November 2, 2011 |  3:42 pm

Hairspray
After Act 1 of Musical Theatre West’s “Hairspray” at the Carpenter Performing Arts Center, my companion said she loved it. Except … um … why was that man wearing a dress? Not sure I could explain the historical and sociopolitical significance of drag to a 7-year-old in 15 minutes, I said, “Because it’s funny?” (Thank goodness intermission ended before she could ask, “Why?” It just is!) 

In the 1988 John Waters film that inspired the Tony-winning musical, the drag queen Divine plays Edna Turnblad, mother of plucky, plump Tracy. Actors as diverse as Harvey Fierstein and John Travolta have filled the late cult star’s ample housecoat. Here, Jim J. Bullock commits to every step in Edna’s journey from grouchy laundress to diva, bringing down the house in “Timeless to Me,” her electrically campy duet with her much smaller husband (impish Barry Pearl).

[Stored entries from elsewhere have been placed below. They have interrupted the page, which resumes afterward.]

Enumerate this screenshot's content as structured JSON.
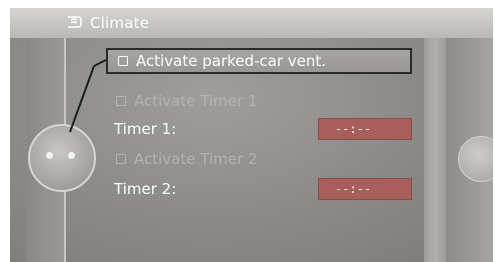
{
  "header": {
    "title": "Climate",
    "icon": "climate-fan-icon"
  },
  "menu": {
    "items": [
      {
        "label": "Activate parked-car vent.",
        "selected": true,
        "enabled": true,
        "checked": false
      },
      {
        "label": "Activate Timer 1",
        "selected": false,
        "enabled": false,
        "checked": false
      },
      {
        "label": "Activate Timer 2",
        "selected": false,
        "enabled": false,
        "checked": false
      }
    ],
    "timers": [
      {
        "label": "Timer 1:",
        "value": "--:--"
      },
      {
        "label": "Timer 2:",
        "value": "--:--"
      }
    ]
  },
  "colors": {
    "background": "#8f8d89",
    "header": "#c8c6c2",
    "text": "#ffffff",
    "disabled_text": "#b4b2ae",
    "timer_field": "#a85e5a",
    "selection_border": "#2b2b2b"
  },
  "controller": {
    "icon": "idrive-controller-icon"
  }
}
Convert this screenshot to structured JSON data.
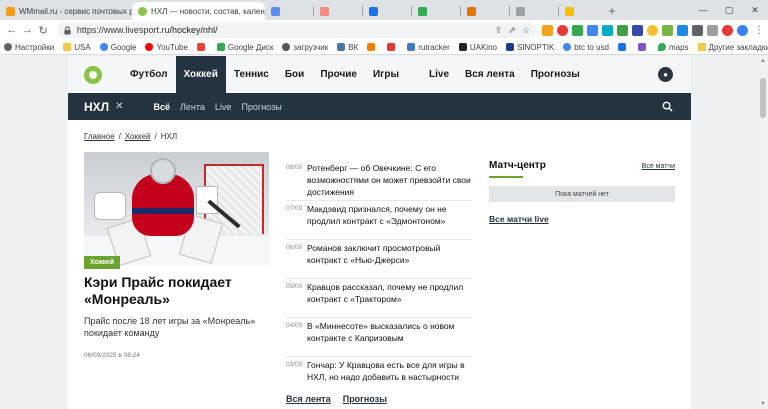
{
  "browser": {
    "tabs": [
      {
        "title": "WMmail.ru - сервис почтовых рас",
        "favicon_color": "#f29b1d",
        "active": false
      },
      {
        "title": "НХЛ — новости, состав, календарь",
        "favicon_color": "#8bc34a",
        "active": true
      },
      {
        "title": "",
        "favicon_color": "#5b8def",
        "active": false
      },
      {
        "title": "",
        "favicon_color": "#f28b82",
        "active": false
      },
      {
        "title": "",
        "favicon_color": "#1a73e8",
        "active": false
      },
      {
        "title": "",
        "favicon_color": "#34a853",
        "active": false
      },
      {
        "title": "",
        "favicon_color": "#e37400",
        "active": false
      },
      {
        "title": "",
        "favicon_color": "#9aa0a6",
        "active": false
      },
      {
        "title": "",
        "favicon_color": "#fbbc04",
        "active": false
      },
      {
        "title": "",
        "favicon_color": "#ea4335",
        "active": false
      },
      {
        "title": "",
        "favicon_color": "#1a73e8",
        "active": false
      }
    ],
    "url_host": "https://www.livesport.ru",
    "url_path": "/hockey/nhl/",
    "bookmarks": [
      {
        "label": "Настройки",
        "color": "#5f6368",
        "folder": false
      },
      {
        "label": "USA",
        "color": "#f2c94c",
        "folder": true
      },
      {
        "label": "Google",
        "color": "#4285f4",
        "folder": false
      },
      {
        "label": "YouTube",
        "color": "#ff0000",
        "folder": false
      },
      {
        "label": "",
        "color": "#ea4335",
        "folder": false
      },
      {
        "label": "Google Диск",
        "color": "#34a853",
        "folder": false
      },
      {
        "label": "загрузчик",
        "color": "#555555",
        "folder": false
      },
      {
        "label": "ВК",
        "color": "#4a76a8",
        "folder": false
      },
      {
        "label": "",
        "color": "#f57c00",
        "folder": false
      },
      {
        "label": "",
        "color": "#e53935",
        "folder": false
      },
      {
        "label": "rutracker",
        "color": "#3e7bbf",
        "folder": false
      },
      {
        "label": "UAKino",
        "color": "#222222",
        "folder": false
      },
      {
        "label": "SINOPTIK",
        "color": "#1e3a8a",
        "folder": false
      },
      {
        "label": "btc to usd",
        "color": "#4285f4",
        "folder": false
      },
      {
        "label": "",
        "color": "#1a73e8",
        "folder": false
      },
      {
        "label": "",
        "color": "#7e57c2",
        "folder": false
      },
      {
        "label": "maps",
        "color": "#34a853",
        "folder": false
      }
    ],
    "bookmarks_other": "Другие закладки"
  },
  "site": {
    "nav": [
      "Футбол",
      "Хоккей",
      "Теннис",
      "Бои",
      "Прочие",
      "Игры"
    ],
    "nav_active": 1,
    "nav_extra": [
      "Live",
      "Вся лента",
      "Прогнозы"
    ],
    "league": "НХЛ",
    "subnav": [
      "Всё",
      "Лента",
      "Live",
      "Прогнозы"
    ],
    "subnav_active": 0
  },
  "breadcrumb": [
    "Главное",
    "Хоккей",
    "НХЛ"
  ],
  "hero": {
    "tag": "Хоккей",
    "title": "Кэри Прайс покидает «Монреаль»",
    "lead": "Прайс после 18 лет игры за «Монреаль» покидает команду",
    "date": "06/09/2025 в 08:24"
  },
  "news": [
    {
      "date": "08/09",
      "title": "Ротенберг — об Овечкине: С его возможностями он может превзойти свои достижения"
    },
    {
      "date": "07/09",
      "title": "Макдэвид признался, почему он не продлил контракт с «Эдмонтоном»"
    },
    {
      "date": "06/09",
      "title": "Романов заключит просмотровый контракт с «Нью-Джерси»"
    },
    {
      "date": "05/09",
      "title": "Кравцов рассказал, почему не продлил контракт с «Трактором»"
    },
    {
      "date": "04/09",
      "title": "В «Миннесоте» высказались о новом контракте с Капризовым"
    },
    {
      "date": "03/09",
      "title": "Гончар: У Кравцова есть все для игры в НХЛ, но надо добавить в настырности"
    }
  ],
  "news_links": [
    "Вся лента",
    "Прогнозы"
  ],
  "match_center": {
    "title": "Матч-центр",
    "all_link": "Все матчи",
    "empty": "Пока матчей нет",
    "live_link": "Все матчи live"
  },
  "colors": {
    "dark": "#243340",
    "accent": "#6aa32f"
  }
}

“Hairspray” is a confection, as pastel and pillowy as the ever-climbing hairdos of the teen stars on “The Corny Collins Show,” the Baltimore dance program where Tracy (the perfectly adorable Victoria Morgan) gets her break. Tracy uses her stardom to campaign for acceptance of diverse races and girths, confronting anti-integration forces — Amber Van Tussle (Lauren Smolka), her rival for “Miss Hairspray 1962,” and Amber’s mother (Tracy Lore) — about as formidable as lemon extract.